Le chômage régresse en Wallonie, et pour la première fois depuis un an à Bruxelles

Le taux de chômage en Wallonie était de 13,2 % en août contre 13,9 % il y a un an. En Région bruxelloise, il s'élevait à 15,8 % le mois dernier, identique à celui d'août 2019, et en léger retrait par rapport à août 2020

Le chômage régresse en Wallonie, et pour la première fois depuis un an à Bruxelles
©Shutterstock
La Libre Eco avec Belga

Le taux de chômage en Wallonie était de 13,2 % en août contre 13,9 % il y a un an et 13,4 % en août 2019, a fait savoir jeudi le Forem. Pour le sixième mois consécutif, le nombre de demandeurs d'emploi inoccupés (DEI) diminue sur base annuelle. Il s'élevait à 211.653 personnes, près de 11.000 en moins que le même mois en 2020 (- 4,9 %). La demande d'emploi diminue dans toutes les classes d'âge, particulièrement parmi les personnes âgées de 25 à moins de 30 ans (- 6,9 %). Parmi les personnes de moins de 25 ans, la baisse atteint 5,8 %. Les évolutions se font plus discrètes à partir de 40 ans : - 3,9 % de DEI âgés de 40 à moins de 50 ans et - 3 % de personnes âgées de 50 ans et plus.

Sur base mensuelle, comme chaque année à cette période, on assiste à une légère progression (+2 %). "Après le pic d'inscriptions habituellement observé en juillet, la hausse mensuelle du mois d'août est plus modérée. Il s'agit principalement de l'inscription de jeunes gens qui débutent leur stage d'insertion professionnelle après leurs études", souligne le Forem.
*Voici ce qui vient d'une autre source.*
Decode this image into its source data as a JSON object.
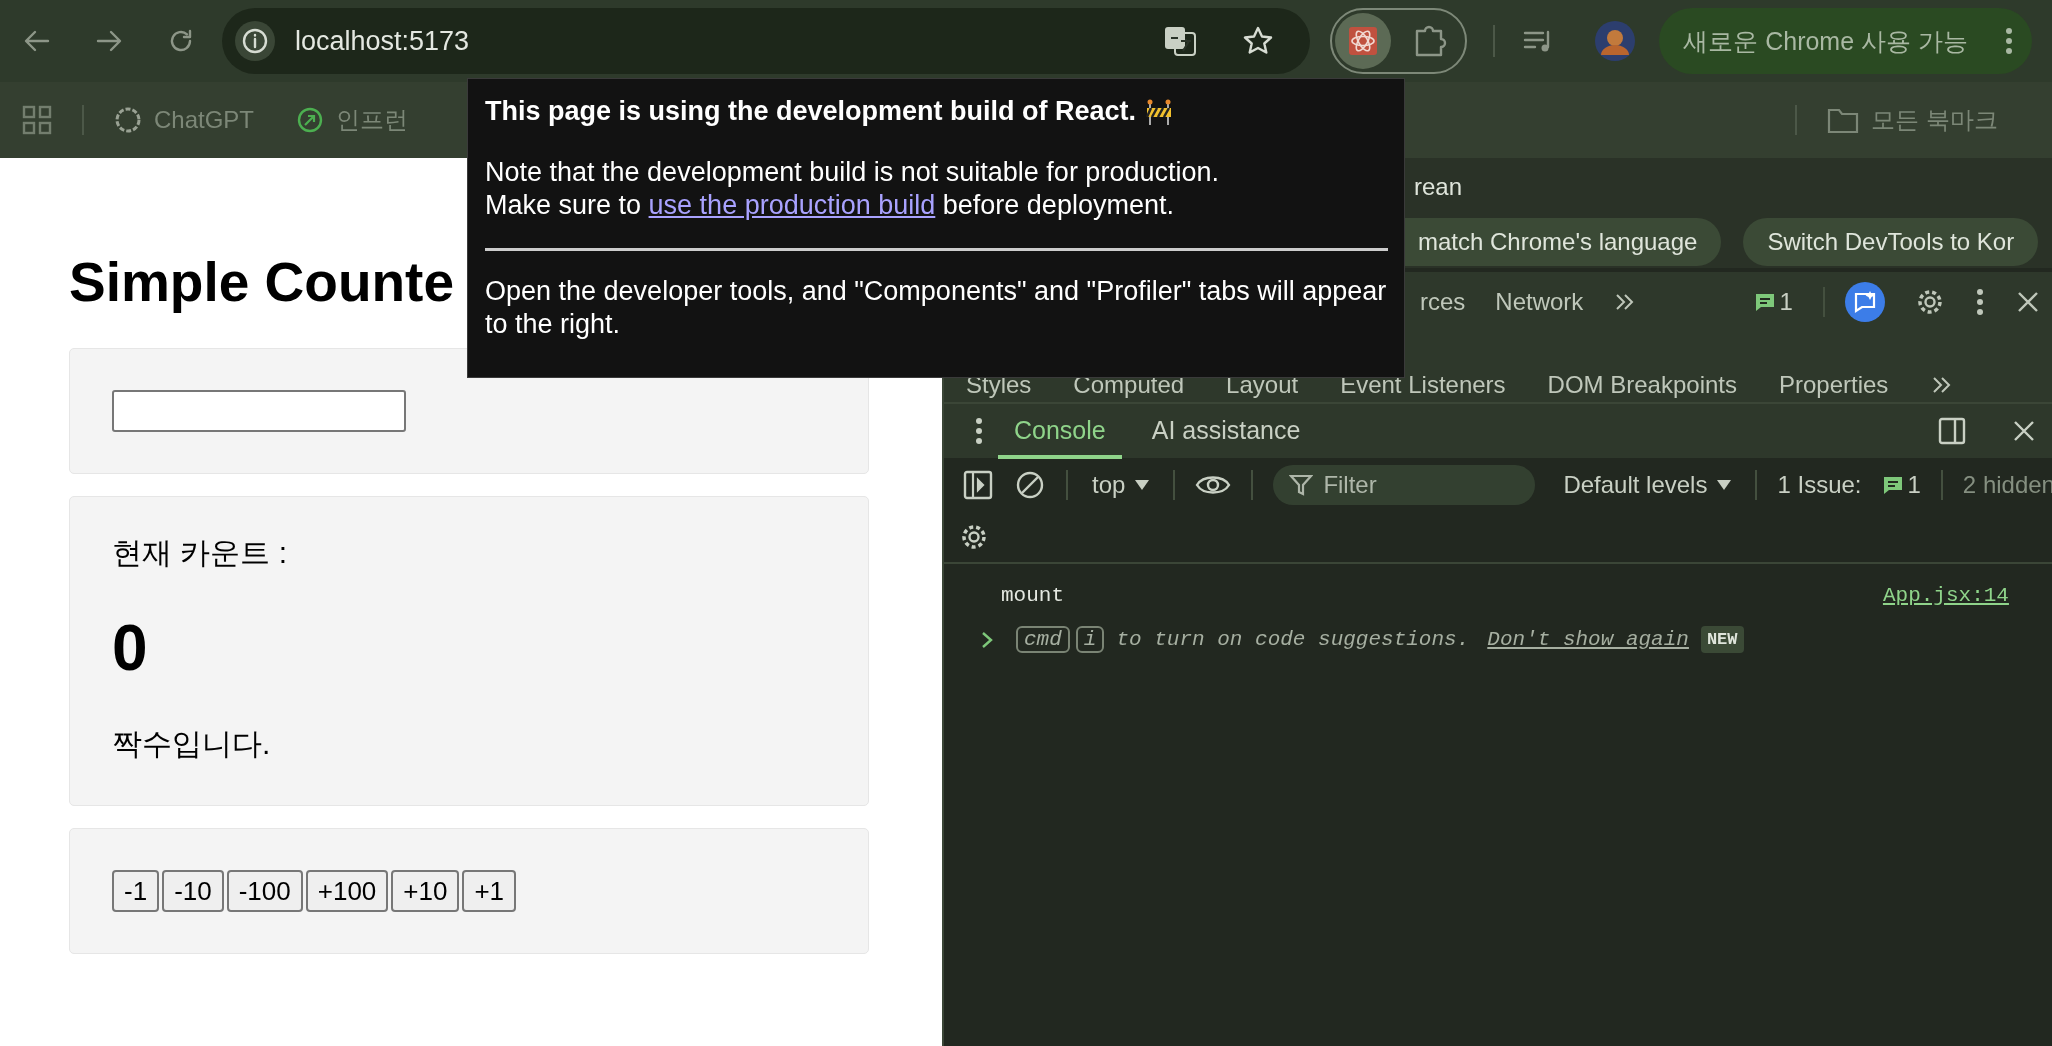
{
  "browser": {
    "url": "localhost:5173",
    "update_chip": "새로운 Chrome 사용 가능",
    "bookmarks": [
      {
        "label": "ChatGPT"
      },
      {
        "label": "인프런"
      }
    ],
    "all_bookmarks": "모든 북마크"
  },
  "page": {
    "title": "Simple Counte",
    "count_label": "현재 카운트 :",
    "count": "0",
    "parity": "짝수입니다.",
    "buttons": [
      "-1",
      "-10",
      "-100",
      "+100",
      "+10",
      "+1"
    ]
  },
  "popup": {
    "title": "This page is using the development build of React.",
    "note": "Note that the development build is not suitable for production.",
    "link_before": "Make sure to",
    "link": "use the production build",
    "link_after": "before deployment.",
    "footer": "Open the developer tools, and \"Components\" and \"Profiler\" tabs will appear to the right."
  },
  "devtools": {
    "infobar_text": "rean",
    "infobar_buttons": [
      "match Chrome's language",
      "Switch DevTools to Kor"
    ],
    "tabs": [
      {
        "label": "rces",
        "selected": false
      },
      {
        "label": "Network",
        "selected": false
      }
    ],
    "issues_count": "1",
    "subtabs": [
      "Styles",
      "Computed",
      "Layout",
      "Event Listeners",
      "DOM Breakpoints",
      "Properties"
    ],
    "drawer_tabs": [
      {
        "label": "Console",
        "selected": true
      },
      {
        "label": "AI assistance",
        "selected": false
      }
    ],
    "context": "top",
    "filter_placeholder": "Filter",
    "levels": "Default levels",
    "issue_label": "1 Issue:",
    "issue_count": "1",
    "hidden": "2 hidden",
    "messages": [
      {
        "text": "mount",
        "source": "App.jsx:14"
      }
    ],
    "hint": {
      "keys": [
        "cmd",
        "i"
      ],
      "text": "to turn on code suggestions.",
      "link": "Don't show again",
      "badge": "NEW"
    }
  }
}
L'office régional de l'emploi a également vu son nombre d'offres d'emplois augmenter. Il en a diffusées le mois dernier 36.501, soit 29 % de plus qu'au cours du mois d'août 2020. Les besoins de main-d'œuvre sont en hausse dans la plupart des secteurs d'activité. La plus forte croissance d'opportunités d'emploi à un an d'écart concerne cette fois encore l'horeca, qui est à l'origine de 1.354 postes, soit 720 postes de plus qu'en août 2020 (la hausse est de 114 %). D'autres secteurs semblent rechercher différents profils: la métallurgie, l'industrie agroalimentaire, l'industrie chimique, le secteur du transport, le commerce de gros et de détail, le secteur de la santé, la construction et l'administration publique.

A Bruxelles

Le taux de chômage en Région bruxelloise s'élevait à 15,8 % le mois passé, identique à celui d'août 2019, et en léger retrait (-0,2 %) par rapport à août 2020, annonce jeudi Actiris. Fin août 2021, 90.863 chercheurs d'emploi inoccupés (DEI) étaient recensés en Région de Bruxelles-Capitale, soit une stabilisation par rapport à l'année précédente (-64 personnes, - 0,1 %). Les moins de 25 ans ne représentent plus que 9,5 % du total des DEI. Leurs effectifs sont en recul de 11 % par rapport à août 2020. Les quinquagénaires et plus représentent 27,5 % des demandeurs d'emploi.

Soixante-et-un pour cent des DEI ont au maximum un diplôme de l'enseignement secondaire 2e degré ou n'ont pas de diplôme reconnu en Belgique Près de la moitié des chercheurs d'emploi (47%) sont à la recherche d'un job depuis deux ans au moins.

Actiris explique la hausse limitée des entrées dans le chômage classique par le fait que "pour l'instant l'effet de la crise du Covid-19 s'enregistre surtout au niveau du chômage temporaire et du droit passerelle". De très nombreuses entreprises ont dû recourir au chômage temporaire pour faire face à l'arrêt de leurs activités à la suite des mesures de confinement prises pour enrayer l'épidémie de coronavirus.

"Dès lors, l'incidence sur les chiffres du chômage classique est actuellement plus limitée, puisque le recours au chômage temporaire permet aux entreprises de ne pas devoir procéder à des licenciements massifs", pointe le bureau régional de l'emploi.

Le nombre d'offres d'emploi a fortement augmenté. Actiris en a reçues 4.986 en août, une hausse de 100,9 % par rapport au mois d'août 2020 et de 95,9 % par rapport à août 2019.

"Si la crise sanitaire a eu pour effet de réduire de manière importante les offres d'emploi et particulièrement dans certains secteurs d'activité tels que l'horeca ou le commerce, on constate depuis quelques mois à nouveau une hausse importante", en raison notamment de la reprise observée dans ces secteurs et dans celui du transport.